MOSCOW, December 17. /TASS/. Ukraine is completely lost for Russia as a partner and ally, Russian presidential press secretary Dmitry Peskov said on Friday.
"Have we lost Ukraine as a partner, ally and so on? At this point, yes, completely," he said in an interview with RTVI. In this context, he noted "the Ukrainian authorities’ hostility toward Russia."
According to the Kremlin spokesman, the Ukrainian authorities are doing their utmost "to cut the cord linking it to Russia in any way." "They are simply cutting everything, from the capillary vessels to the central arteries of our bilateral relations. They have already cut them, to be more precise. That is why we have no relations as such," he said, adding that Russians and Ukrainians will nevertheless remain brotherly nations. "A brotherly people cannot be lost, it will always be a brotherly people," he said. "Yes, [Ukraine’s] authorities may keep on trying to cheat on their people, to imbue them with hatred for Russians, for Russia, to strip them of the chance to get first-hand information from our mass media. They can ban our mass media, ban our internet websites, but the two brotherly people cannot lose one another."

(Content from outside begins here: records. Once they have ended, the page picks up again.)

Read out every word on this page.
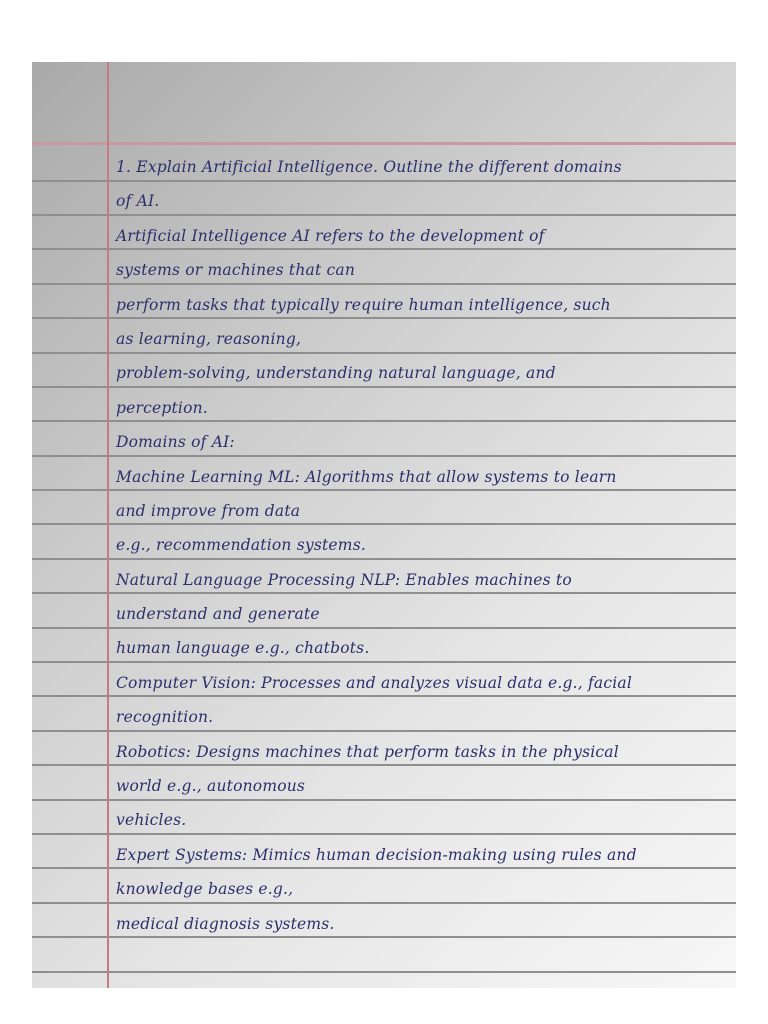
1. Explain Artificial Intelligence. Outline the different domains
of AI.
Artificial Intelligence AI refers to the development of
systems or machines that can
perform tasks that typically require human intelligence, such
as learning, reasoning,
problem-solving, understanding natural language, and
perception.
Domains of AI:
Machine Learning ML: Algorithms that allow systems to learn
and improve from data
e.g., recommendation systems.
Natural Language Processing NLP: Enables machines to
understand and generate
human language e.g., chatbots.
Computer Vision: Processes and analyzes visual data e.g., facial
recognition.
Robotics: Designs machines that perform tasks in the physical
world e.g., autonomous
vehicles.
Expert Systems: Mimics human decision-making using rules and
knowledge bases e.g.,
medical diagnosis systems.
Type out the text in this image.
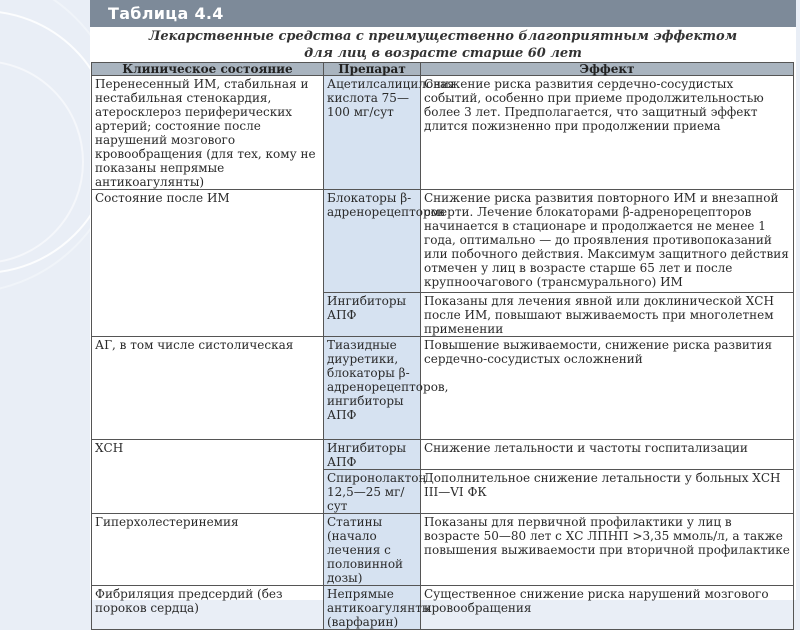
Таблица 4.4
Лекарственные средства с преимущественно благоприятным эффектом
для лиц в возрасте старше 60 лет
Клиническое состояние	Препарат	Эффект
Перенесенный ИМ, стабильная и нестабильная стенокардия, атеросклероз периферических артерий; состояние после нарушений мозгового кровообращения (для тех, кому не показаны непрямые антикоагулянты)	Ацетилсалициловая кислота 75—100 мг/сут	Снижение риска развития сердечно-сосудистых событий, особенно при приеме продолжительностью более 3 лет. Предполагается, что защитный эффект длится пожизненно при продолжении приема
Состояние после ИМ	Блокаторы β-адренорецепторов	Снижение риска развития повторного ИМ и внезапной смерти. Лечение блокаторами β-адренорецепторов начинается в стационаре и продолжается не менее 1 года, оптимально — до проявления противопоказаний или побочного действия. Максимум защитного действия отмечен у лиц в возрасте старше 65 лет и после крупноочагового (трансмурального) ИМ
	Ингибиторы АПФ	Показаны для лечения явной или доклинической ХСН после ИМ, повышают выживаемость при многолетнем применении
АГ, в том числе систолическая	Тиазидные диуретики, блокаторы β-адренорецепторов, ингибиторы АПФ	Повышение выживаемости, снижение риска развития сердечно-сосудистых осложнений
ХСН	Ингибиторы АПФ	Снижение летальности и частоты госпитализации
	Спиронолактон 12,5—25 мг/сут	Дополнительное снижение летальности у больных ХСН III—VI ФК
Гиперхолестеринемия	Статины (начало лечения с половинной дозы)	Показаны для первичной профилактики у лиц в возрасте 50—80 лет с ХС ЛПНП >3,35 ммоль/л, а также повышения выживаемости при вторичной профилактике
Фибриляция предсердий (без пороков сердца)	Непрямые антикоагулянты (варфарин)	Существенное снижение риска нарушений мозгового кровообращения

The Kremlin spokesman noted that Ukraine "is declaring its intention to join NATO openly, officially, actually at a legislative level." "It is very bad for us because this way NATO’s military infrastructure will inevitably begin drifting toward our borders. Without [Ukraine’s] membership in NATO, we now see how the alliance is gradually beginning to absorb, intrude into Ukraine," he said.

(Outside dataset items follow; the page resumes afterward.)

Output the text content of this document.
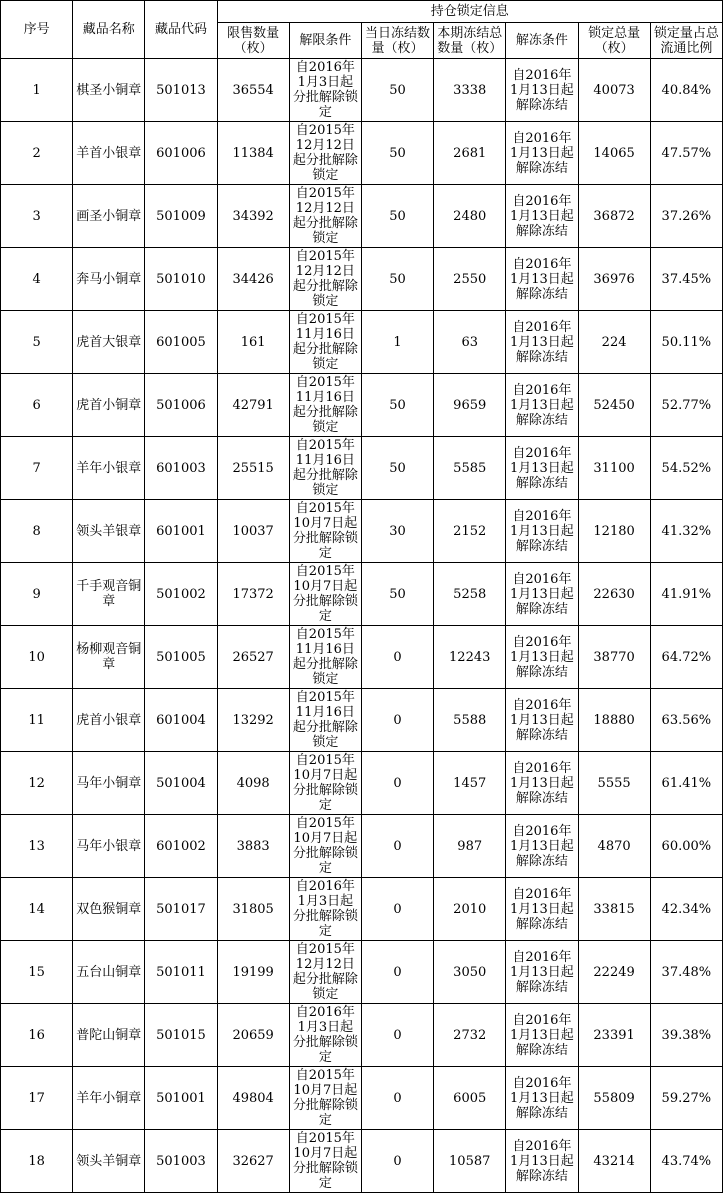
序号	藏品名称	藏品代码	持仓锁定信息						
			限售数量（枚）	解限条件	当日冻结数量（枚）	本期冻结总数量（枚）	解冻条件	锁定总量（枚）	锁定量占总流通比例
1	棋圣小铜章	501013	36554	自2016年1月3日起分批解除锁定	50	3338	自2016年1月13日起解除冻结	40073	40.84%
2	羊首小银章	601006	11384	自2015年12月12日起分批解除锁定	50	2681	自2016年1月13日起解除冻结	14065	47.57%
3	画圣小铜章	501009	34392	自2015年12月12日起分批解除锁定	50	2480	自2016年1月13日起解除冻结	36872	37.26%
4	奔马小铜章	501010	34426	自2015年12月12日起分批解除锁定	50	2550	自2016年1月13日起解除冻结	36976	37.45%
5	虎首大银章	601005	161	自2015年11月16日起分批解除锁定	1	63	自2016年1月13日起解除冻结	224	50.11%
6	虎首小铜章	501006	42791	自2015年11月16日起分批解除锁定	50	9659	自2016年1月13日起解除冻结	52450	52.77%
7	羊年小银章	601003	25515	自2015年11月16日起分批解除锁定	50	5585	自2016年1月13日起解除冻结	31100	54.52%
8	领头羊银章	601001	10037	自2015年10月7日起分批解除锁定	30	2152	自2016年1月13日起解除冻结	12180	41.32%
9	千手观音铜章	501002	17372	自2015年10月7日起分批解除锁定	50	5258	自2016年1月13日起解除冻结	22630	41.91%
10	杨柳观音铜章	501005	26527	自2015年11月16日起分批解除锁定	0	12243	自2016年1月13日起解除冻结	38770	64.72%
11	虎首小银章	601004	13292	自2015年11月16日起分批解除锁定	0	5588	自2016年1月13日起解除冻结	18880	63.56%
12	马年小铜章	501004	4098	自2015年10月7日起分批解除锁定	0	1457	自2016年1月13日起解除冻结	5555	61.41%
13	马年小银章	601002	3883	自2015年10月7日起分批解除锁定	0	987	自2016年1月13日起解除冻结	4870	60.00%
14	双色猴铜章	501017	31805	自2016年1月3日起分批解除锁定	0	2010	自2016年1月13日起解除冻结	33815	42.34%
15	五台山铜章	501011	19199	自2015年12月12日起分批解除锁定	0	3050	自2016年1月13日起解除冻结	22249	37.48%
16	普陀山铜章	501015	20659	自2016年1月3日起分批解除锁定	0	2732	自2016年1月13日起解除冻结	23391	39.38%
17	羊年小铜章	501001	49804	自2015年10月7日起分批解除锁定	0	6005	自2016年1月13日起解除冻结	55809	59.27%
18	领头羊铜章	501003	32627	自2015年10月7日起分批解除锁定	0	10587	自2016年1月13日起解除冻结	43214	43.74%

NATO began with supplies of defensive weapons, then it began to supply offensive weapons, then - double-use weapons, then it began to send instructors who teach Ukrainian soldiers how to use these advanced weapons.

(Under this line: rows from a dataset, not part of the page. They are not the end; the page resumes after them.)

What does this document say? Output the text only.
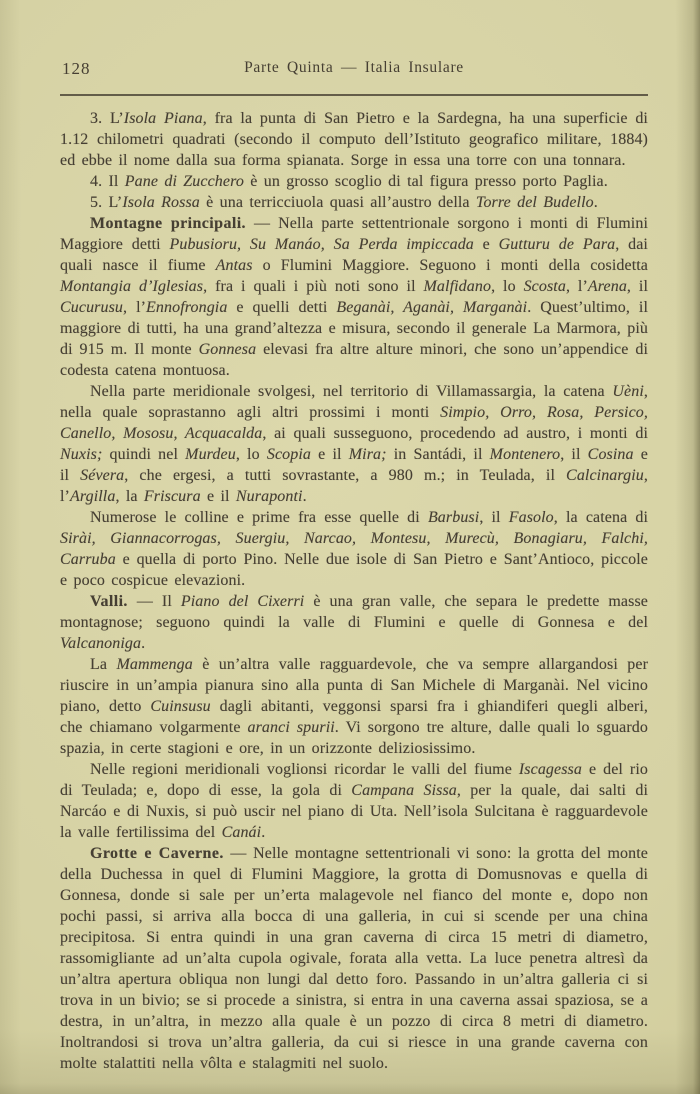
128	Parte Quinta — Italia Insulare

3. L’Isola Piana, fra la punta di San Pietro e la Sardegna, ha una superficie di 1.12 chilometri quadrati (secondo il computo dell’Istituto geografico militare, 1884) ed ebbe il nome dalla sua forma spianata. Sorge in essa una torre con una tonnara.

4. Il Pane di Zucchero è un grosso scoglio di tal figura presso porto Paglia.

5. L’Isola Rossa è una terricciuola quasi all’austro della Torre del Budello.

Montagne principali. — Nella parte settentrionale sorgono i monti di Flumini Maggiore detti Pubusioru, Su Manáo, Sa Perda impiccada e Gutturu de Para, dai quali nasce il fiume Antas o Flumini Maggiore. Seguono i monti della cosidetta Montangia d’Iglesias, fra i quali i più noti sono il Malfidano, lo Scosta, l’Arena, il Cucurusu, l’Ennofrongia e quelli detti Beganài, Aganài, Marganài. Quest’ultimo, il maggiore di tutti, ha una grand’altezza e misura, secondo il generale La Marmora, più di 915 m. Il monte Gonnesa elevasi fra altre alture minori, che sono un’appendice di codesta catena montuosa.

Nella parte meridionale svolgesi, nel territorio di Villamassargia, la catena Uèni, nella quale soprastanno agli altri prossimi i monti Simpio, Orro, Rosa, Persico, Canello, Mososu, Acquacalda, ai quali susseguono, procedendo ad austro, i monti di Nuxis; quindi nel Murdeu, lo Scopia e il Mira; in Santádi, il Montenero, il Cosina e il Sévera, che ergesi, a tutti sovrastante, a 980 m.; in Teulada, il Calcinargiu, l’Argilla, la Friscura e il Nuraponti.

Numerose le colline e prime fra esse quelle di Barbusi, il Fasolo, la catena di Sirài, Giannacorrogas, Suergiu, Narcao, Montesu, Murecù, Bonagiaru, Falchi, Carruba e quella di porto Pino. Nelle due isole di San Pietro e Sant’Antioco, piccole e poco cospicue elevazioni.

Valli. — Il Piano del Cixerri è una gran valle, che separa le predette masse montagnose; seguono quindi la valle di Flumini e quelle di Gonnesa e del Valcanoniga.

La Mammenga è un’altra valle ragguardevole, che va sempre allargandosi per riuscire in un’ampia pianura sino alla punta di San Michele di Marganài. Nel vicino piano, detto Cuinsusu dagli abitanti, veggonsi sparsi fra i ghiandiferi quegli alberi, che chiamano volgarmente aranci spurii. Vi sorgono tre alture, dalle quali lo sguardo spazia, in certe stagioni e ore, in un orizzonte deliziosissimo.

Nelle regioni meridionali voglionsi ricordar le valli del fiume Iscagessa e del rio di Teulada; e, dopo di esse, la gola di Campana Sissa, per la quale, dai salti di Narcáo e di Nuxis, si può uscir nel piano di Uta. Nell’isola Sulcitana è ragguardevole la valle fertilissima del Canái.

Grotte e Caverne. — Nelle montagne settentrionali vi sono: la grotta del monte della Duchessa in quel di Flumini Maggiore, la grotta di Domusnovas e quella di Gonnesa, donde si sale per un’erta malagevole nel fianco del monte e, dopo non pochi passi, si arriva alla bocca di una galleria, in cui si scende per una china precipitosa. Si entra quindi in una gran caverna di circa 15 metri di diametro, rassomigliante ad un’alta cupola ogivale, forata alla vetta. La luce penetra altresì da un’altra apertura obliqua non lungi dal detto foro. Passando in un’altra galleria ci si trova in un bivio; se si procede a sinistra, si entra in una caverna assai spaziosa, se a destra, in un’altra, in mezzo alla quale è un pozzo di circa 8 metri di diametro. Inoltrandosi si trova un’altra galleria, da cui si riesce in una grande caverna con molte stalattiti nella vôlta e stalagmiti nel suolo.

"NATO’s creeping intrusion into Ukraine is already taking place and Russia cannot stay indifferent to it. That is why Putin’s position is quite tough on the one hand and coherent and peaceful on the other. His initiative to agree to some binding security guarantees is a very constructive proposal, which can fence us off from the tension which has emerged on the European continent over the Ukrainian problem," Peskov said.
He noted that "rhetoric, which seemed like it would never return: detente and the like, is now being used again." "We thought that it was lest in the Cold War era and will never be back. And here it is again," he added.